June 18th, 2008 at 2:07 pm
There was a gay wedding in my family last week. The two women planned carefully, established a will and durable power of attorney, and entered the commitment with more foresight than any heterosexual couple I’ve ever seen. They complement each other so well, I’ve been taking notes on how healthy relationships work! Two days after the wedding, a crisis arose with another family member who needed a mental health intervention. The new couple, who both work in social services, took time out from their honeymoon week to see the intervention through.
Funny how we can point to a few Scripture texts that really don’t translate into our time and culture and react hysterically to an imagined violation of them, but ignore the Scriptures that tell us we are known by our love and the fruit of the Spirit.

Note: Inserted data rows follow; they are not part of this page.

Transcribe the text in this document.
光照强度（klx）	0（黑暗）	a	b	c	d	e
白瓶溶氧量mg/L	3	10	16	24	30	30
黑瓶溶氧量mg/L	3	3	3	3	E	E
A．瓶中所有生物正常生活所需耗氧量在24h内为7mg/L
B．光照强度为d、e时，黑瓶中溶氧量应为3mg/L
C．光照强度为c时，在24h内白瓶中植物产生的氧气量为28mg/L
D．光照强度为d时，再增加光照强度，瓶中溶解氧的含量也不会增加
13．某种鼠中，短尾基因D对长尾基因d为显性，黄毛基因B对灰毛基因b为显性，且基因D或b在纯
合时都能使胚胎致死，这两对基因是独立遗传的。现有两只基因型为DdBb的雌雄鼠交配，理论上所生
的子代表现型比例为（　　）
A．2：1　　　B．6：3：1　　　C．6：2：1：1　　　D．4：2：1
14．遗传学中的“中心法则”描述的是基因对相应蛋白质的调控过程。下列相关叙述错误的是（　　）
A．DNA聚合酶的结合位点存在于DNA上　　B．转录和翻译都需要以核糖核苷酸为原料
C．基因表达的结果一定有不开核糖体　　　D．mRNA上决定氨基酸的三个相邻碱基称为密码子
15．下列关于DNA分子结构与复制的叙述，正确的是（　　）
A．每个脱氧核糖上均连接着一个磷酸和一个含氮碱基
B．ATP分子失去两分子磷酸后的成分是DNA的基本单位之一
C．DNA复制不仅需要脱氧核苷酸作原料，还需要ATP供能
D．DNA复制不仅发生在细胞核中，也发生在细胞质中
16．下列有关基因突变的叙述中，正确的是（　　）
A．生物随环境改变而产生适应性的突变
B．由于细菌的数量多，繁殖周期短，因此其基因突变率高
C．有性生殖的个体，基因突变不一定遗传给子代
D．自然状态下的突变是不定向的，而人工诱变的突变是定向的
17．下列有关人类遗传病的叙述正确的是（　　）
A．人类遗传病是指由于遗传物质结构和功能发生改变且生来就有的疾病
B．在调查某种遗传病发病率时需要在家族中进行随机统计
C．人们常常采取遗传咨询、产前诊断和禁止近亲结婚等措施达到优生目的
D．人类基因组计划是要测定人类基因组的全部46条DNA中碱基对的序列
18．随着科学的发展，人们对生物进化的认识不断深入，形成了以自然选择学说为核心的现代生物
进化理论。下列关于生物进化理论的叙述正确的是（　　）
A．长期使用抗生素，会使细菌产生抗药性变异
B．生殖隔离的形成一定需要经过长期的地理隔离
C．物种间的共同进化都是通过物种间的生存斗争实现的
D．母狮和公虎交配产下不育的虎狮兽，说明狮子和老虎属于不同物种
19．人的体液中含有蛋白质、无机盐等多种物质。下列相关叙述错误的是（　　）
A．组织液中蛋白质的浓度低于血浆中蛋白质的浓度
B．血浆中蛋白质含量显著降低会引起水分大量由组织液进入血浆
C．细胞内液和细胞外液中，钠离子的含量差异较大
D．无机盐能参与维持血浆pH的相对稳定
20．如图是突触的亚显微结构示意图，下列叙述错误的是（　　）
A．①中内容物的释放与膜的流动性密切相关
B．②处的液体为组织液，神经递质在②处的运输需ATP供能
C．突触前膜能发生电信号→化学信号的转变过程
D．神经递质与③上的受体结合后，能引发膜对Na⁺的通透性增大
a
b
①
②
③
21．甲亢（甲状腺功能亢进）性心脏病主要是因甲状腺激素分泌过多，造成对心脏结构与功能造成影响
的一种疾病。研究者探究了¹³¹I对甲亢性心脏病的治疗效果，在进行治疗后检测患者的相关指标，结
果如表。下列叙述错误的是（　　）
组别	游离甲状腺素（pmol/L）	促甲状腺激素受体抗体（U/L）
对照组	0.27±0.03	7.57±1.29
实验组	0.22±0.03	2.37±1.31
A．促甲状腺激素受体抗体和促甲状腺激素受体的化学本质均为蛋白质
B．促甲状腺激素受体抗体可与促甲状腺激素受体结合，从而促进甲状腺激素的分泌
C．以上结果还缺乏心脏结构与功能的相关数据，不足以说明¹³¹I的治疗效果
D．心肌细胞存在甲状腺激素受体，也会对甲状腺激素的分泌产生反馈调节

My gay relations are laying down their lives for others, showing love, joy, peace, patience, kindness, goodness, faithfulness, gentleness, and self-control. Somebody please tell me how they are a threat to civilization!
June 19th, 2008 at 2:49 am
Doug,
I prefer this method because I’m never held accountable. Thanks for your thoughts - someday I’ll be responsible enough to take responsibility for my own opinions.
-JAK
June 19th, 2008 at 8:06 pm
Doug,
as Qohelet says somewhere, knowledge to the one who acquires it accrues pain to the same more than anything else. Actually, with that formulation, I toned down Qohelet’s point considerably.
June 19th, 2008 at 10:39 pm
Yikes, John. I don’t think I’m clever enough to quite understand what you’re trying to say.